We thank Drs Agarwal and Gupta for giving us the opportunity to elaborate on our method of oxygen delivery. As stated in our article,1 we delivered humidified oxygen at flow rates of 45 L/min through a simple facemask. “High-flow” refers to the high flow rates of oxygen used in the trial. Because the peak inspiratory flow rate of a resting individual is typically below 30 L/min,2 delivering oxygen at higher flow rates (eg, 45 L/min) precludes contamination of oxygen within the facemask with room air, so that the effective FiO2 is close to 1.0. The high flow rates were achieved by substituting the standard flowmeter (calibrated to 15 L/min) with a commercially available flowmeter that can deliver flow rates as high as 75 L/min (Timeter Classic Series Flowmeter model O-75; Allied Healthcare Products, Inc). This flow meter can only be attached to an oxygen wall outlet; therefore, during the short period of patient transport to the magnetic resonance imaging suite, we used the standard 0 to 15 L/min flow meter attached to oxygen cylinders and maximized oxygen delivery by fully opening the outflow valve and using a nonrebreather facemask (with this method, the effective FiO2 is 0.8 to 0.9). Although we were able to achieve encouraging results using this simple methodology, we emphasize that further studies, in unselected stroke populations, are needed to establish the safety and efficacy of high-flow oxygen before it can be used as an acute stroke therapy.
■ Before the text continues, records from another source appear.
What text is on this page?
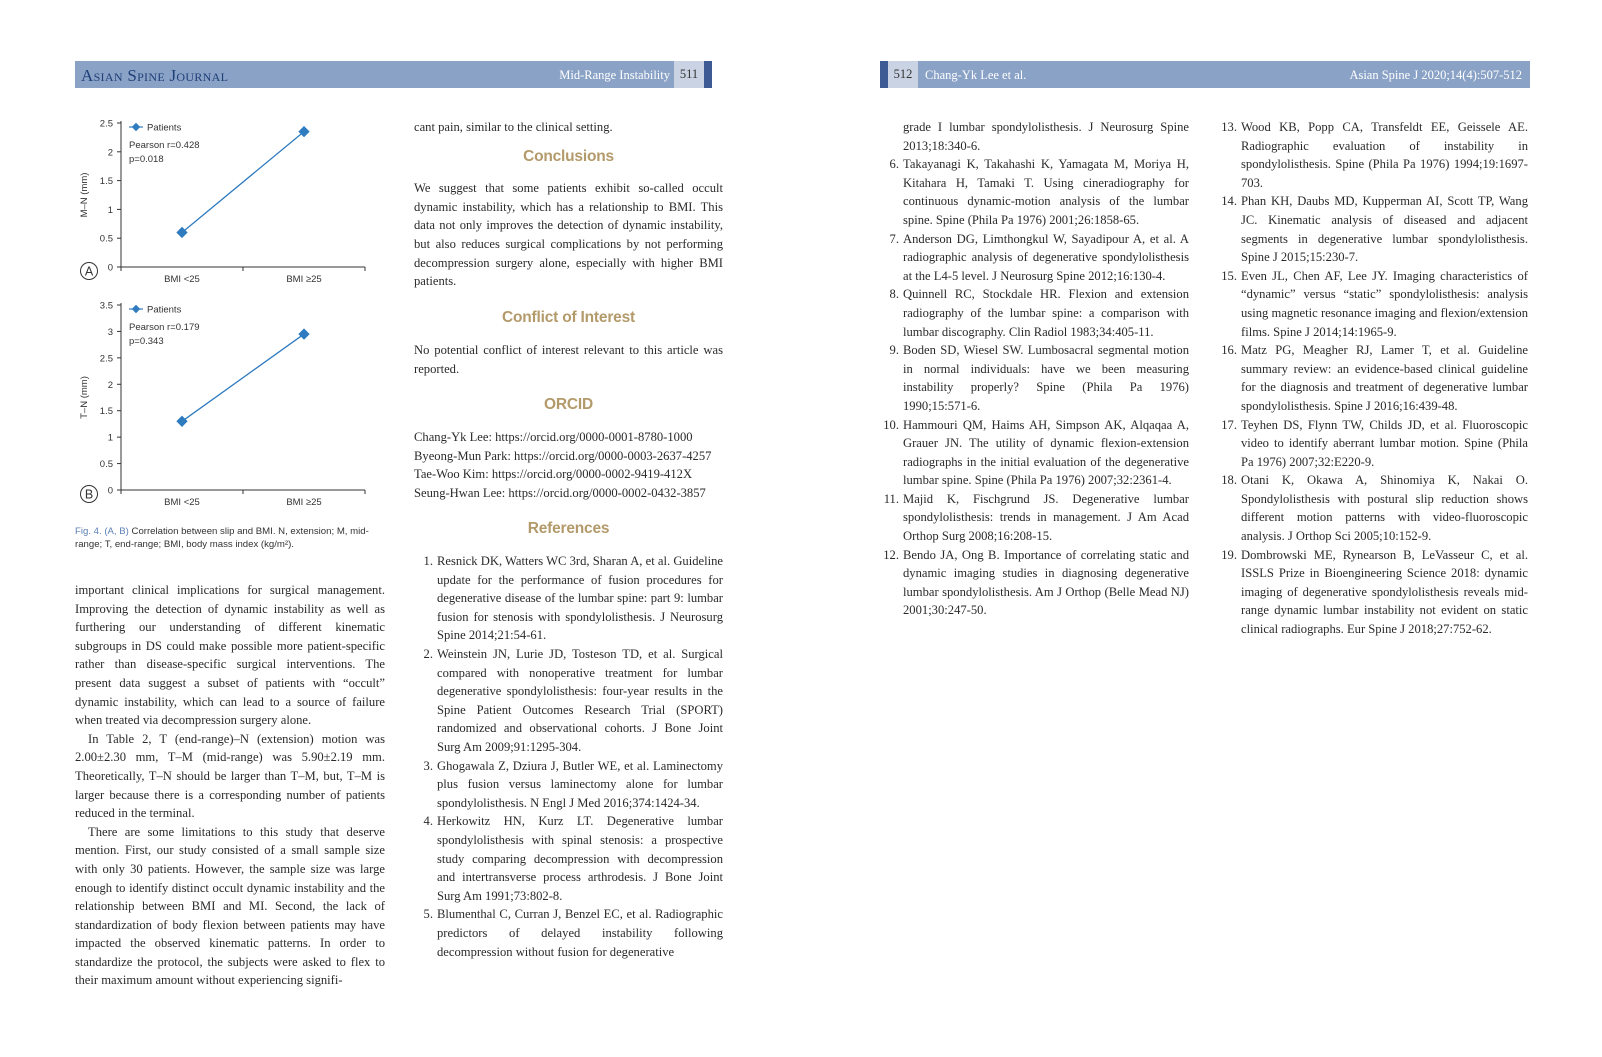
Asian Spine Journal	Mid-Range Instability 511	512	Chang-Yk Lee et al.	Asian Spine J 2020;14(4):507-512
0
0.5
1
1.5
2
2.5
BMI <25	BMI ≥25
M–N (mm)
Patients
Pearson r=0.428
p=0.018
A
0
0.5
1
1.5
2
2.5
3
3.5
BMI <25	BMI ≥25
T–N (mm)
Patients
Pearson r=0.179
p=0.343
B
Fig. 4. (A, B) Correlation between slip and BMI. N, extension; M, mid-range; T, end-range; BMI, body mass index (kg/m²).

important clinical implications for surgical management. Improving the detection of dynamic instability as well as furthering our understanding of different kinematic subgroups in DS could make possible more patient-specific rather than disease-specific surgical interventions. The present data suggest a subset of patients with “occult” dynamic instability, which can lead to a source of failure when treated via decompression surgery alone.

In Table 2, T (end-range)–N (extension) motion was 2.00±2.30 mm, T–M (mid-range) was 5.90±2.19 mm. Theoretically, T–N should be larger than T–M, but, T–M is larger because there is a corresponding number of patients reduced in the terminal.

There are some limitations to this study that deserve mention. First, our study consisted of a small sample size with only 30 patients. However, the sample size was large enough to identify distinct occult dynamic instability and the relationship between BMI and MI. Second, the lack of standardization of body flexion between patients may have impacted the observed kinematic patterns. In order to standardize the protocol, the subjects were asked to flex to their maximum amount without experiencing signifi-

cant pain, similar to the clinical setting.

Conclusions

We suggest that some patients exhibit so-called occult dynamic instability, which has a relationship to BMI. This data not only improves the detection of dynamic instability, but also reduces surgical complications by not performing decompression surgery alone, especially with higher BMI patients.

Conflict of Interest

No potential conflict of interest relevant to this article was reported.

ORCID
Chang-Yk Lee: https://orcid.org/0000-0001-8780-1000
Byeong-Mun Park: https://orcid.org/0000-0003-2637-4257
Tae-Woo Kim: https://orcid.org/0000-0002-9419-412X
Seung-Hwan Lee: https://orcid.org/0000-0002-0432-3857
References
1. Resnick DK, Watters WC 3rd, Sharan A, et al. Guideline update for the performance of fusion procedures for degenerative disease of the lumbar spine: part 9: lumbar fusion for stenosis with spondylolisthesis. J Neurosurg Spine 2014;21:54-61.
2. Weinstein JN, Lurie JD, Tosteson TD, et al. Surgical compared with nonoperative treatment for lumbar degenerative spondylolisthesis: four-year results in the Spine Patient Outcomes Research Trial (SPORT) randomized and observational cohorts. J Bone Joint Surg Am 2009;91:1295-304.
3. Ghogawala Z, Dziura J, Butler WE, et al. Laminectomy plus fusion versus laminectomy alone for lumbar spondylolisthesis. N Engl J Med 2016;374:1424-34.
4. Herkowitz HN, Kurz LT. Degenerative lumbar spondylolisthesis with spinal stenosis: a prospective study comparing decompression with decompression and intertransverse process arthrodesis. J Bone Joint Surg Am 1991;73:802-8.
5. Blumenthal C, Curran J, Benzel EC, et al. Radiographic predictors of delayed instability following decompression without fusion for degenerative
grade I lumbar spondylolisthesis. J Neurosurg Spine 2013;18:340-6.
6. Takayanagi K, Takahashi K, Yamagata M, Moriya H, Kitahara H, Tamaki T. Using cineradiography for continuous dynamic-motion analysis of the lumbar spine. Spine (Phila Pa 1976) 2001;26:1858-65.
7. Anderson DG, Limthongkul W, Sayadipour A, et al. A radiographic analysis of degenerative spondylolisthesis at the L4-5 level. J Neurosurg Spine 2012;16:130-4.
8. Quinnell RC, Stockdale HR. Flexion and extension radiography of the lumbar spine: a comparison with lumbar discography. Clin Radiol 1983;34:405-11.
9. Boden SD, Wiesel SW. Lumbosacral segmental motion in normal individuals: have we been measuring instability properly? Spine (Phila Pa 1976) 1990;15:571-6.
10. Hammouri QM, Haims AH, Simpson AK, Alqaqaa A, Grauer JN. The utility of dynamic flexion-extension radiographs in the initial evaluation of the degenerative lumbar spine. Spine (Phila Pa 1976) 2007;32:2361-4.
11. Majid K, Fischgrund JS. Degenerative lumbar spondylolisthesis: trends in management. J Am Acad Orthop Surg 2008;16:208-15.
12. Bendo JA, Ong B. Importance of correlating static and dynamic imaging studies in diagnosing degenerative lumbar spondylolisthesis. Am J Orthop (Belle Mead NJ) 2001;30:247-50.
13. Wood KB, Popp CA, Transfeldt EE, Geissele AE. Radiographic evaluation of instability in spondylolisthesis. Spine (Phila Pa 1976) 1994;19:1697-703.
14. Phan KH, Daubs MD, Kupperman AI, Scott TP, Wang JC. Kinematic analysis of diseased and adjacent segments in degenerative lumbar spondylolisthesis. Spine J 2015;15:230-7.
15. Even JL, Chen AF, Lee JY. Imaging characteristics of “dynamic” versus “static” spondylolisthesis: analysis using magnetic resonance imaging and flexion/extension films. Spine J 2014;14:1965-9.
16. Matz PG, Meagher RJ, Lamer T, et al. Guideline summary review: an evidence-based clinical guideline for the diagnosis and treatment of degenerative lumbar spondylolisthesis. Spine J 2016;16:439-48.
17. Teyhen DS, Flynn TW, Childs JD, et al. Fluoroscopic video to identify aberrant lumbar motion. Spine (Phila Pa 1976) 2007;32:E220-9.
18. Otani K, Okawa A, Shinomiya K, Nakai O. Spondylolisthesis with postural slip reduction shows different motion patterns with video-fluoroscopic analysis. J Orthop Sci 2005;10:152-9.
19. Dombrowski ME, Rynearson B, LeVasseur C, et al. ISSLS Prize in Bioengineering Science 2018: dynamic imaging of degenerative spondylolisthesis reveals mid-range dynamic lumbar instability not evident on static clinical radiographs. Eur Spine J 2018;27:752-62.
Singhal AB, Benner T, Roccatagliata L, Koroshetz WJ, Schaefer PW, Lo EH, Buonanno FS, Gonzalez RG, Sorensen AG. A pilot study of normobaric hyperoxia therapy in acute ischemic stroke. Stroke. 2005; 36: 797–802.
McNeill RMG, Brown R. A comparison of expiratory and inspiratory flow rates in health and in chronic pulmonary disease. Thorax. 1959; 14: 225–232.